Majority of Americans believe Joe Biden is not 'mentally sharp'

The US President becomes the second one in so many years to have his mental faculties doubted. Does Biden have the stamina of Trump to battle the growing perception?

U.S. President Joe Biden delivers remarks on Afghanistan during a speech in the State Dining Room at the White House in Washington, U.S., August 31, 2021.
Reuters

U.S. President Joe Biden delivers remarks on Afghanistan during a speech in the State Dining Room at the White House in Washington, U.S., August 31, 2021.

An increasing number of Americans are saying President Joe Biden is not “mentally sharp”, according to a new poll by the US-based Pew Research Centre.

The survey also found Biden’s poll ratings plummeting, showing that 56 percent of respondents said that President Biden’s mental faculties are “not at all well” or “not too well.”

In contrast, just 43 percent of respondents believed that the phrase “mentally sharp” described him either “very well” or “fairly well.”

Only last week, Biden seemed to forget the name of Australian Prime Minister Scott Morrison on primetime TV as he was announcing a trilateral security partnership with Britain and Australia, called Aukus.

Instead, the president simply referred to the Australian prime minister as “that fella down under.”

A cottage industry has emerged, drawing attention to blunders made by the 78-year-old US president. Most recently, Biden seemed to confuse the United States with the United Nations in his address to the international body.

Clips of him mistaking former President Barack Obama with Donald Trump have also done the rounds on social media.

In another press conference, Biden, who is also one of the oldest presidents in US history, seemed to forget altogether what he was trying to say.

Some of his harshest critics in the Republican Party recently asked to much amusement whether “somebody has the ability to push the button and cut off his sound and stop him from speaking. Who is that person?”

Biden’s slow pace and doddering speeches have proved fertile ground for his opponents. But increasingly, Americans are also noticing that something doesn’t quite fit.

This isn’t the first time that the mental faculty of a US president has been questioned. Thousands of columns were written about Trump’s mental stability throughout his four years.

The recent focus on Biden and the subsequent fall in poll ratings, while impacted by the ongoing Covid-19 pandemic, lacklustre economic numbers, and the Afghanistan withdrawal for many Americans, has also laid bare the age of their president.

Since the end of August, Biden’s approval ratings have declined dramatically, with almost 50 percent of Americans now disapproving of the job he’s doing.

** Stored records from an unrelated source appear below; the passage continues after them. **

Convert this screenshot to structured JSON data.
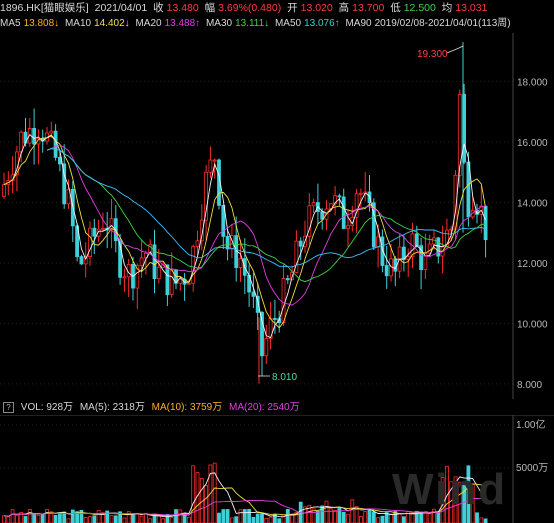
{
  "header": {
    "ticker": "1896.HK[猫眼娱乐]",
    "date": "2021/04/01",
    "close_label": "收",
    "close_value": "13.480",
    "change_label": "幅",
    "change_value": "3.69%(0.480)",
    "open_label": "开",
    "open_value": "13.020",
    "high_label": "高",
    "high_value": "13.700",
    "low_label": "低",
    "low_value": "12.500",
    "avg_label": "均",
    "avg_value": "13.031"
  },
  "ma_row": {
    "ma5_label": "MA5",
    "ma5_value": "13.808↓",
    "ma10_label": "MA10",
    "ma10_value": "14.402↓",
    "ma20_label": "MA20",
    "ma20_value": "13.488↑",
    "ma30_label": "MA30",
    "ma30_value": "13.111↓",
    "ma50_label": "MA50",
    "ma50_value": "13.076↑",
    "ma90_label": "MA90",
    "range_text": "2019/02/08-2021/04/01(113周)"
  },
  "price_axis": {
    "ticks": [
      "18.000",
      "16.000",
      "14.000",
      "12.000",
      "10.000",
      "8.000"
    ],
    "ylim": [
      7.5,
      19.6
    ]
  },
  "annotations": {
    "high_marker": "19.300",
    "low_marker": "8.010"
  },
  "volume_header": {
    "vol_label": "VOL: 928万",
    "ma5_label": "MA(5): 2318万",
    "ma10_label": "MA(10): 3759万",
    "ma20_label": "MA(20): 2540万"
  },
  "volume_axis": {
    "ticks": [
      "1.00亿",
      "5000万"
    ]
  },
  "watermark": "Wind",
  "colors": {
    "up": "#ff2a2a",
    "down": "#3fd0d8",
    "ma5": "#f5f5f5",
    "ma10": "#f0e040",
    "ma20": "#e040e0",
    "ma30": "#3fd44a",
    "ma50": "#40c0ff",
    "ma90": "#e8c060"
  }
}
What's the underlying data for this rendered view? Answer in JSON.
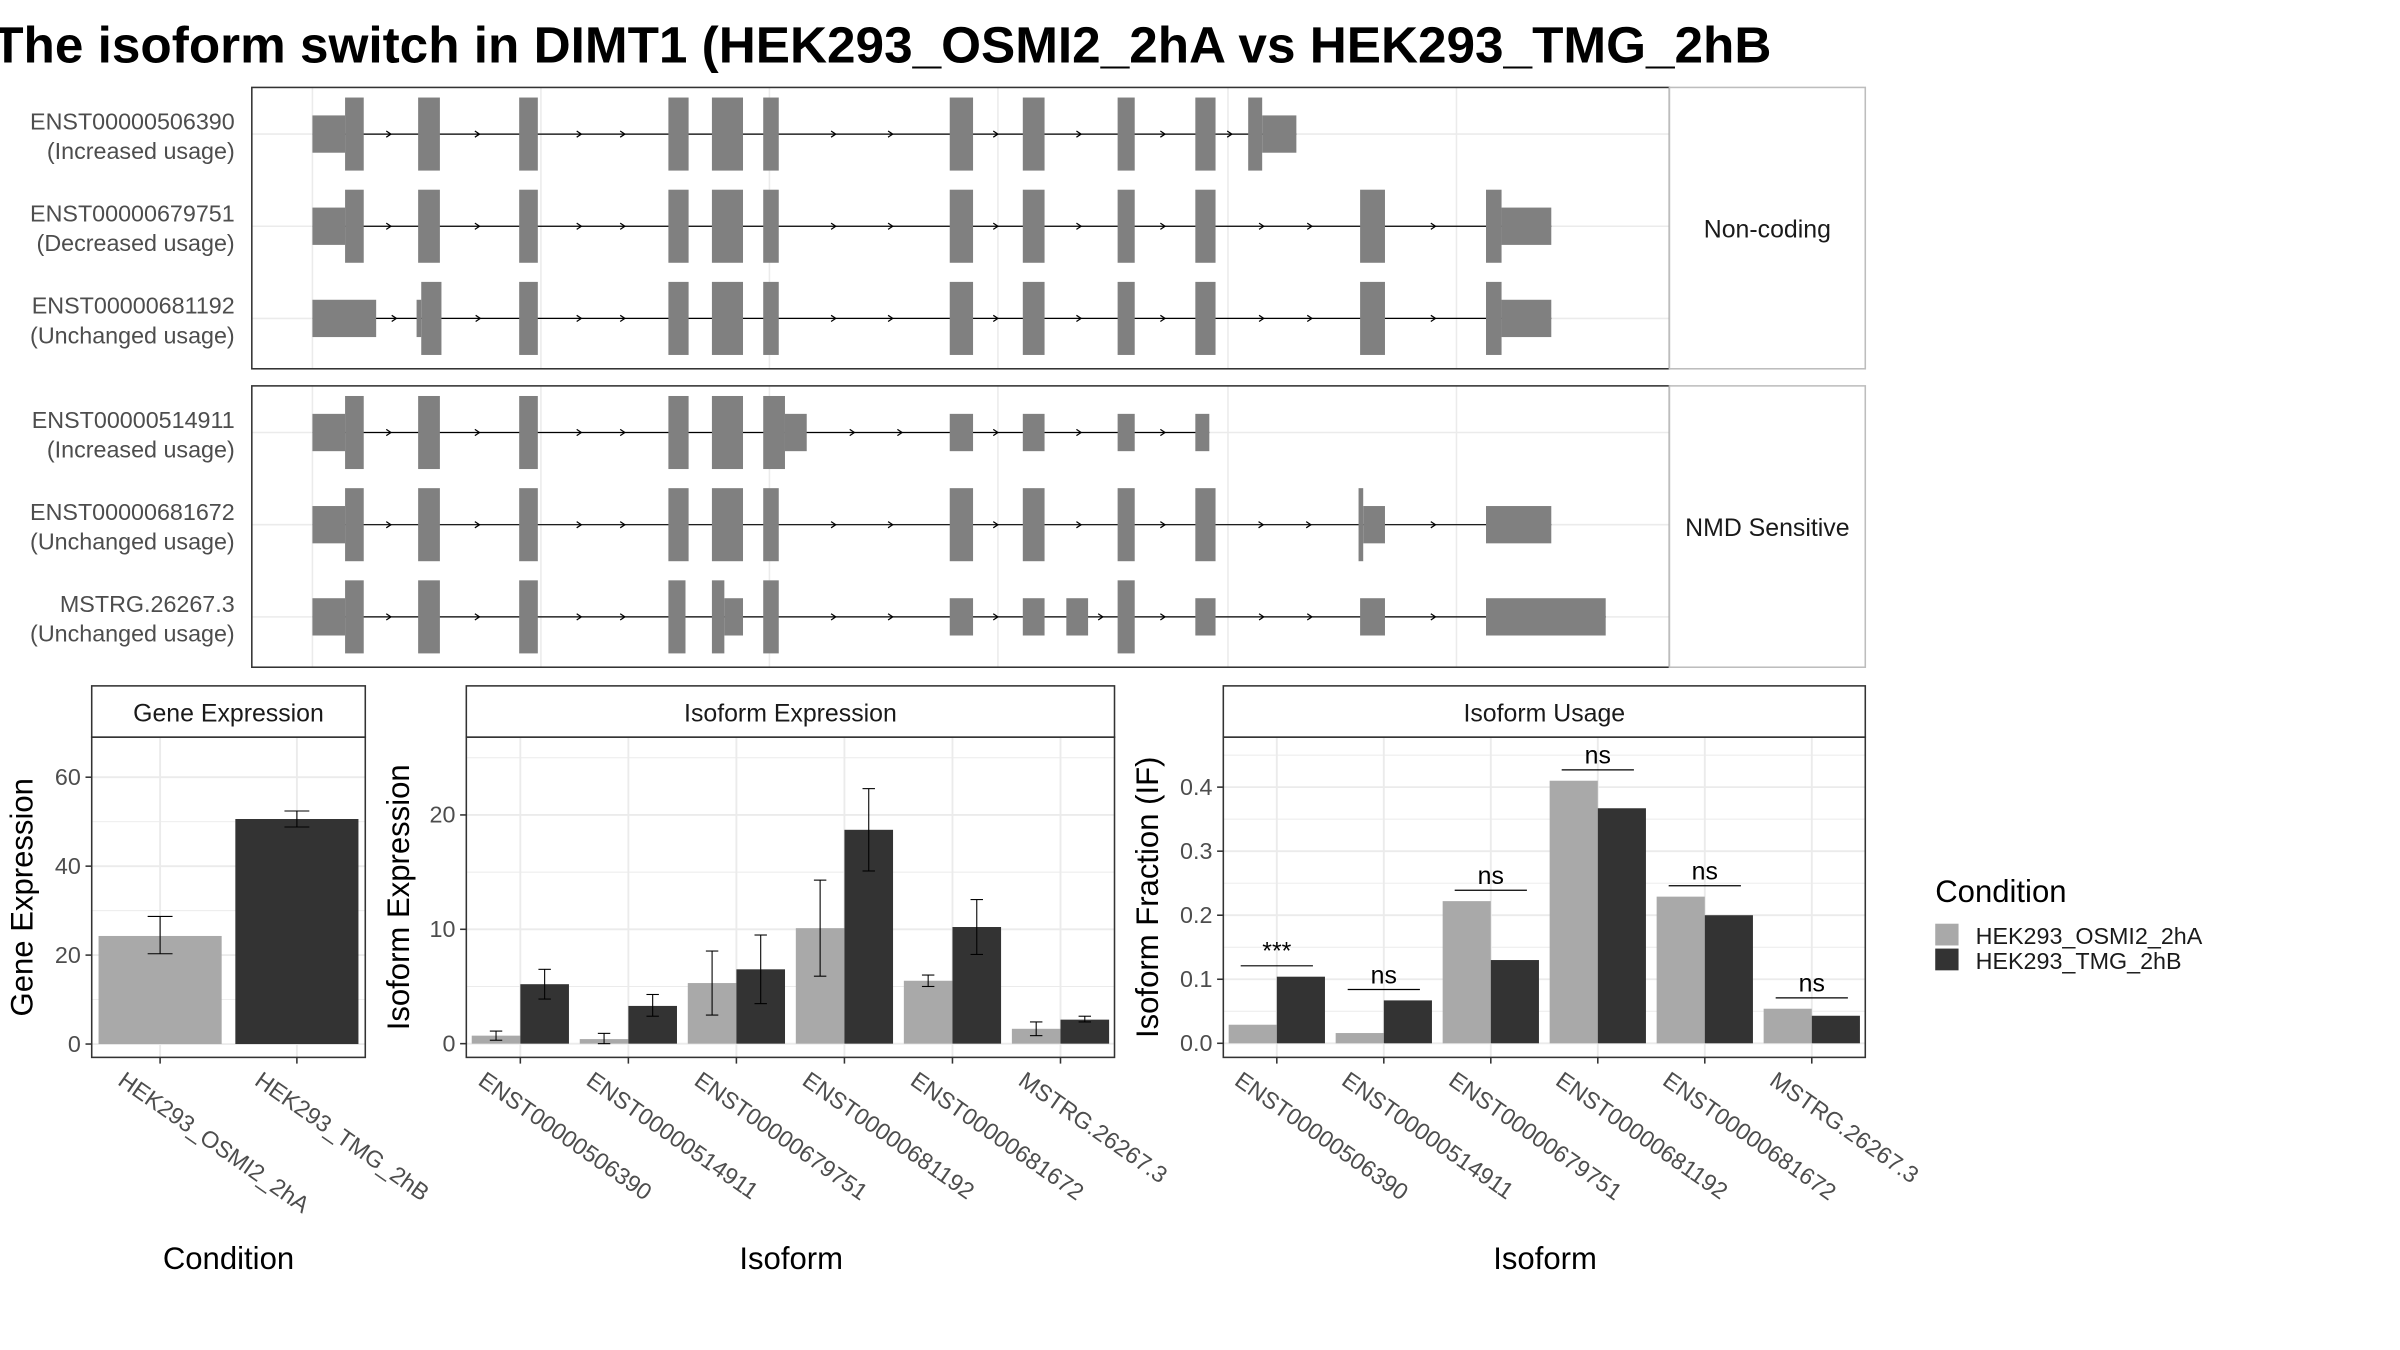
{
  "title": "The isoform switch in DIMT1 (HEK293_OSMI2_2hA vs HEK293_TMG_2hB",
  "colors": {
    "cond_a": "#a9a9a9",
    "cond_b": "#333333",
    "exon": "#808080",
    "panel_border": "#333333",
    "grid": "#ebebeb",
    "axis_text": "#4d4d4d"
  },
  "structure": {
    "groups": [
      {
        "label": "Non-coding",
        "isoforms": [
          {
            "id": "ENST00000506390",
            "usage": "(Increased usage)",
            "exons": [
              [
                201,
                222,
                "s"
              ],
              [
                222,
                234,
                "t"
              ],
              [
                269,
                283,
                "t"
              ],
              [
                334,
                346,
                "t"
              ],
              [
                430,
                443,
                "t"
              ],
              [
                458,
                478,
                "t"
              ],
              [
                491,
                501,
                "t"
              ],
              [
                611,
                626,
                "t"
              ],
              [
                658,
                672,
                "t"
              ],
              [
                719,
                730,
                "t"
              ],
              [
                769,
                782,
                "t"
              ],
              [
                803,
                812,
                "t"
              ],
              [
                812,
                834,
                "s"
              ]
            ]
          },
          {
            "id": "ENST00000679751",
            "usage": "(Decreased usage)",
            "exons": [
              [
                201,
                222,
                "s"
              ],
              [
                222,
                234,
                "t"
              ],
              [
                269,
                283,
                "t"
              ],
              [
                334,
                346,
                "t"
              ],
              [
                430,
                443,
                "t"
              ],
              [
                458,
                478,
                "t"
              ],
              [
                491,
                501,
                "t"
              ],
              [
                611,
                626,
                "t"
              ],
              [
                658,
                672,
                "t"
              ],
              [
                719,
                730,
                "t"
              ],
              [
                769,
                782,
                "t"
              ],
              [
                875,
                891,
                "t"
              ],
              [
                956,
                966,
                "t"
              ],
              [
                966,
                998,
                "s"
              ]
            ]
          },
          {
            "id": "ENST00000681192",
            "usage": "(Unchanged usage)",
            "exons": [
              [
                201,
                242,
                "s"
              ],
              [
                268,
                271,
                "s"
              ],
              [
                271,
                284,
                "t"
              ],
              [
                334,
                346,
                "t"
              ],
              [
                430,
                443,
                "t"
              ],
              [
                458,
                478,
                "t"
              ],
              [
                491,
                501,
                "t"
              ],
              [
                611,
                626,
                "t"
              ],
              [
                658,
                672,
                "t"
              ],
              [
                719,
                730,
                "t"
              ],
              [
                769,
                782,
                "t"
              ],
              [
                875,
                891,
                "t"
              ],
              [
                956,
                966,
                "t"
              ],
              [
                966,
                998,
                "s"
              ]
            ]
          }
        ]
      },
      {
        "label": "NMD Sensitive",
        "isoforms": [
          {
            "id": "ENST00000514911",
            "usage": "(Increased usage)",
            "exons": [
              [
                201,
                222,
                "s"
              ],
              [
                222,
                234,
                "t"
              ],
              [
                269,
                283,
                "t"
              ],
              [
                334,
                346,
                "t"
              ],
              [
                430,
                443,
                "t"
              ],
              [
                458,
                478,
                "t"
              ],
              [
                491,
                505,
                "t"
              ],
              [
                505,
                519,
                "s"
              ],
              [
                611,
                626,
                "s"
              ],
              [
                658,
                672,
                "s"
              ],
              [
                719,
                730,
                "s"
              ],
              [
                769,
                778,
                "s"
              ]
            ]
          },
          {
            "id": "ENST00000681672",
            "usage": "(Unchanged usage)",
            "exons": [
              [
                201,
                222,
                "s"
              ],
              [
                222,
                234,
                "t"
              ],
              [
                269,
                283,
                "t"
              ],
              [
                334,
                346,
                "t"
              ],
              [
                430,
                443,
                "t"
              ],
              [
                458,
                478,
                "t"
              ],
              [
                491,
                501,
                "t"
              ],
              [
                611,
                626,
                "t"
              ],
              [
                658,
                672,
                "t"
              ],
              [
                719,
                730,
                "t"
              ],
              [
                769,
                782,
                "t"
              ],
              [
                874,
                877,
                "t"
              ],
              [
                877,
                891,
                "s"
              ],
              [
                956,
                998,
                "s"
              ]
            ]
          },
          {
            "id": "MSTRG.26267.3",
            "usage": "(Unchanged usage)",
            "exons": [
              [
                201,
                222,
                "s"
              ],
              [
                222,
                234,
                "t"
              ],
              [
                269,
                283,
                "t"
              ],
              [
                334,
                346,
                "t"
              ],
              [
                430,
                441,
                "t"
              ],
              [
                458,
                466,
                "t"
              ],
              [
                466,
                478,
                "s"
              ],
              [
                491,
                501,
                "t"
              ],
              [
                611,
                626,
                "s"
              ],
              [
                658,
                672,
                "s"
              ],
              [
                686,
                700,
                "s"
              ],
              [
                719,
                730,
                "t"
              ],
              [
                769,
                782,
                "s"
              ],
              [
                875,
                891,
                "s"
              ],
              [
                956,
                1033,
                "s"
              ]
            ]
          }
        ]
      }
    ]
  },
  "chart_data": [
    {
      "type": "bar",
      "title": "Gene Expression",
      "xlabel": "Condition",
      "ylabel": "Gene Expression",
      "categories": [
        "HEK293_OSMI2_2hA",
        "HEK293_TMG_2hB"
      ],
      "values": [
        24.3,
        50.6
      ],
      "error_low": [
        20.3,
        48.8
      ],
      "error_high": [
        28.7,
        52.4
      ],
      "ylim": [
        -3,
        69
      ],
      "yticks": [
        0,
        20,
        40,
        60
      ],
      "grid": true
    },
    {
      "type": "bar",
      "title": "Isoform Expression",
      "xlabel": "Isoform",
      "ylabel": "Isoform Expression",
      "categories": [
        "ENST00000506390",
        "ENST00000514911",
        "ENST00000679751",
        "ENST00000681192",
        "ENST00000681672",
        "MSTRG.26267.3"
      ],
      "series": [
        {
          "values": [
            0.7,
            0.4,
            5.3,
            10.1,
            5.5,
            1.3
          ],
          "error_low": [
            0.3,
            0.0,
            2.5,
            5.9,
            5.0,
            0.7
          ],
          "error_high": [
            1.1,
            0.9,
            8.1,
            14.3,
            6.0,
            1.9
          ]
        },
        {
          "values": [
            5.2,
            3.3,
            6.5,
            18.7,
            10.2,
            2.1
          ],
          "error_low": [
            3.9,
            2.4,
            3.5,
            15.1,
            7.8,
            1.9
          ],
          "error_high": [
            6.5,
            4.3,
            9.5,
            22.3,
            12.6,
            2.4
          ]
        }
      ],
      "ylim": [
        -1.2,
        26.8
      ],
      "yticks": [
        0,
        10,
        20
      ],
      "grid": true
    },
    {
      "type": "bar",
      "title": "Isoform Usage",
      "xlabel": "Isoform",
      "ylabel": "Isoform Fraction (IF)",
      "categories": [
        "ENST00000506390",
        "ENST00000514911",
        "ENST00000679751",
        "ENST00000681192",
        "ENST00000681672",
        "MSTRG.26267.3"
      ],
      "series": [
        {
          "values": [
            0.029,
            0.016,
            0.222,
            0.41,
            0.229,
            0.054
          ]
        },
        {
          "values": [
            0.104,
            0.067,
            0.13,
            0.367,
            0.2,
            0.043
          ]
        }
      ],
      "significance": [
        "***",
        "ns",
        "ns",
        "ns",
        "ns",
        "ns"
      ],
      "ylim": [
        -0.022,
        0.478
      ],
      "yticks": [
        0.0,
        0.1,
        0.2,
        0.3,
        0.4
      ],
      "ytick_labels": [
        "0.0",
        "0.1",
        "0.2",
        "0.3",
        "0.4"
      ],
      "grid": true
    }
  ],
  "legend": {
    "title": "Condition",
    "entries": [
      "HEK293_OSMI2_2hA",
      "HEK293_TMG_2hB"
    ],
    "position": "right"
  }
}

Some US press outlets like The New York Post recently ran a headline “White House live stream cuts Biden mid-sentence as he goes off-script.”

Whereas the right-wing Fox News opined, “I don’t know, is somebody telling him that he can’t continue and now are they to the point where they are controlling when he has to end his speaking?”

The drip-drip in gaffes and the forgetfulness of Biden at a time the country contends with domestic and international political polarisation is for many laying bare some of the frailties of their president. What that will do to US prestige abroad and its tense political order at home is anyone’s guess.